Cubro a boca como uma espécie de proteção contra ela. Não posso negar que, apesar de ter um par de características faciais muito diferentes da atratividade convencional, meus olhos não conseguem se afastar da sua imagem. Talvez seja sua maneira desinibida de se mostrar ao mundo, seus longos cabelos pretos, ou o uso constante de batom vermelho que faz o coração acelerar quase por inércia. Aumento uma fotografia em que ela aparece com uma alça caindo da ponta do ombro. Sei que essa pose não é natural, mas deixa você com a sensação de que essa garota é mais nada do que uma vítima da inveja das testemunhas. Quem não gostaria de estar com alguém assim? Quem não morreria por ser rejeitado por ela? 6.315 seguidores. Um seguidor a mais. Vou até a primeira foto para entender por que as pessoas continuam a fazer parte da conta de alguém que está cumprindo pena de prisão domiciliar.

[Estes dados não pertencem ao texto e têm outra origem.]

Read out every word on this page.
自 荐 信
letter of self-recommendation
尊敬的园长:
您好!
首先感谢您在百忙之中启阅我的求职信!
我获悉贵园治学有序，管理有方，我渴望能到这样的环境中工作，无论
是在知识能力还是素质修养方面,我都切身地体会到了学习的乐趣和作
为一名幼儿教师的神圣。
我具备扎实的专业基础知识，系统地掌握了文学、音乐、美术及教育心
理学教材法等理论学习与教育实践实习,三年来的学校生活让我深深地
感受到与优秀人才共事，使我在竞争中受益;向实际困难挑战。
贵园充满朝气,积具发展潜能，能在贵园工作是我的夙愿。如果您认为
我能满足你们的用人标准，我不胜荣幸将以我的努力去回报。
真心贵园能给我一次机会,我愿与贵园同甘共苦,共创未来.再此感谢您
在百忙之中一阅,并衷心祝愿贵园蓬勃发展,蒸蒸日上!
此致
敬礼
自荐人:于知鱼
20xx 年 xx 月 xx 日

Todos os comentários recentes refletem o que as declarações acrescentadas ao caso concluíram: que Silvana é uma pessoa malévola. No entanto, prefiro manter minha mente aberta para outras conclusões, pois até agora ninguém conseguiu reunir evidências que justifiquem as opiniões que dão. Dizer que ignora alunos antissociais ou que é a abelha-rainha do bullying não é fator para ter condenado uma jovem a passar 9 anos de sua vida sob o escrutínio de policiais, interrogatórios e acusações. Não fiquei surpreso que sua família tivesse apelado a decisão do juiz, e que por isso este caso chegasse a minha posse. Devo dizer que meu papel não é defendê-la ou acusá-la; meu trabalho é chegar à raiz dessa história e desvendar o mistério por trás da morte de Thiago de uma vez. Oculto a tela do meu monitor ao perceber que um colega está para passar atrás da minha mesa, mas não antes de tirar uma captura de tela da fotografia com a alça caída, porque por algum motivo minha cabeça recomendou que a guardasse na minha pasta pessoal. Quero chegar ao fundo desse problema, não para tirar o peso que meu chefe jogou em mim para não fazer o trabalho ele mesmo, mas porque minha intuição me obriga a pensar que há muitas coisas que não cabem nos depoimentos. E no caso remoto deles ser verdadeiros, o que honestamente me forço a não acreditar, a ré deveria estar cumprindo sua pena numa prisão formal. Se Silvana Pérez é o monstro que todos descrevem, outra pessoa poderia estar em perigo.